It’s said by some that Llubljana is a marriage between Vienna and Prague, with an Italian lover. With its turbulent past, and influences from the Romans, Medieval and Ottoman Empire, it’s not a surprise that its’ rich tapestry remains vibrantly alive today. Around every corner and in every square in Llubljana is a reminder to those who have visited, conquered and fallen in love here. All the squares tell a story, with their statues of Napoleon, Adam and Eve, and Slovenia’s most revered poet France Preseren (1800-1849) serenading his muse. Even one of the 3 bridges is lined with engraved padlocks left by couples who have thrown the keys into the river as a symbol of their everlasting love.
Café society is a way of life in Llubljana, and cocktails and dining in the many restaurants along the river is a favourite pre-occupation. Where Summer evenings comfortably top the high 20’s, the charming characteristics of this relaxed city favour al fresco dining, expecially with the views that riverside dining provide. Many cocktail bars and restaurants play boogie woogie jazz and Dixieland to inject even more laid back sophistication to the setting.
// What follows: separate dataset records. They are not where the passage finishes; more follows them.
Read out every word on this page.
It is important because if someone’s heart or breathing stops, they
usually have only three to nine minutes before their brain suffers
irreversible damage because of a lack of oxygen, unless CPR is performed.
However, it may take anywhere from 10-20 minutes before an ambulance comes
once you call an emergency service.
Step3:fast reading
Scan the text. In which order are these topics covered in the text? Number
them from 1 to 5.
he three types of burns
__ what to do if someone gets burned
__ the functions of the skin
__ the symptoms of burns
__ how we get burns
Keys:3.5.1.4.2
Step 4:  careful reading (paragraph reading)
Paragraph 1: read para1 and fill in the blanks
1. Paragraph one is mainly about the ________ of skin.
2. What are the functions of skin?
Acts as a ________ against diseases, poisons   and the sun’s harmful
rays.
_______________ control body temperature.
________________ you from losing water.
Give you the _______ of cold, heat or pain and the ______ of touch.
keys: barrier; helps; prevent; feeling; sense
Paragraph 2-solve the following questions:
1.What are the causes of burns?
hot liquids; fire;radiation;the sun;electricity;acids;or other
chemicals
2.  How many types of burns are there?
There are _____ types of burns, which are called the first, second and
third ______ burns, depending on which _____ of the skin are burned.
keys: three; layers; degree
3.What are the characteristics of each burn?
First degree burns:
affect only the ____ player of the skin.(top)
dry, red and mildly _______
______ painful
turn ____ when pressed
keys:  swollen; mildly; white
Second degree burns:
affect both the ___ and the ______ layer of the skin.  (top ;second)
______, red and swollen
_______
The fortress perched on the top of the hill is one of the must see places to get an amazing bird’s eye view of the spectacular architecture of this city. The funicular regularly runs to take you to the top, or for the more cardio inclined, you can climb up the hill on foot. There is also a tourist train that runs 20 minutes past the hour from the castle, down to the centre on Streliskar Street. Built in the 15th Century, its’ main purpose was to defend against the numerous Turkish invasions of the 15th and 16th Century. The castle courtyard has a restaurant and café, that lets you take a breath ( if you walked up the hill) and browse the art exhibitions that take place here and in the castle turrets for free. Guided tours run regularly throughout the day until late September to find out about the history of the castle, and during the Summer Season open-air concerts, movie screenings and Medieval Days frequently take place.
The preferred mode of transport has to be the Cavalier – the Slovenian equivalent of the Rikshaw, except that it is free. In the warmer months, this is a pleasant way to enjoy getting about the city. Bikes are also very popular, with their equivalent of Boris Bikes lined up around the city. City guides clearly mark rent a bike points. When it comes to taxis, negotiate to get the cheapest price. Some taxi companies have free telephone numbers. The recommended cheapest taxi company is Metro.
Where to Stay
Grand Hotel Union
This Art Nouveau hotel, that retains the original grandeur of when it was first built in 1905, is the perfect standpoint to visit the highlights of Slovenia’s first capital. With so much to see in the city, the comfort and service of this hotel provides the perfect indulgence for sightseeing and shopping enthusiasts. With its 63 double rooms, 8 single rooms, and 3 executive suites, this hotel has a reputation for being a favourite with filmstars, royalty and politicians, with past guests including President Clinton, HRH Elizabeth II and Prince Albert of Monaco.
You can either do a long weekend shopping trip with 3 nights for the price of 2 for under £400 otherwise prices vary from the nightly rate of £500 for an executive suite.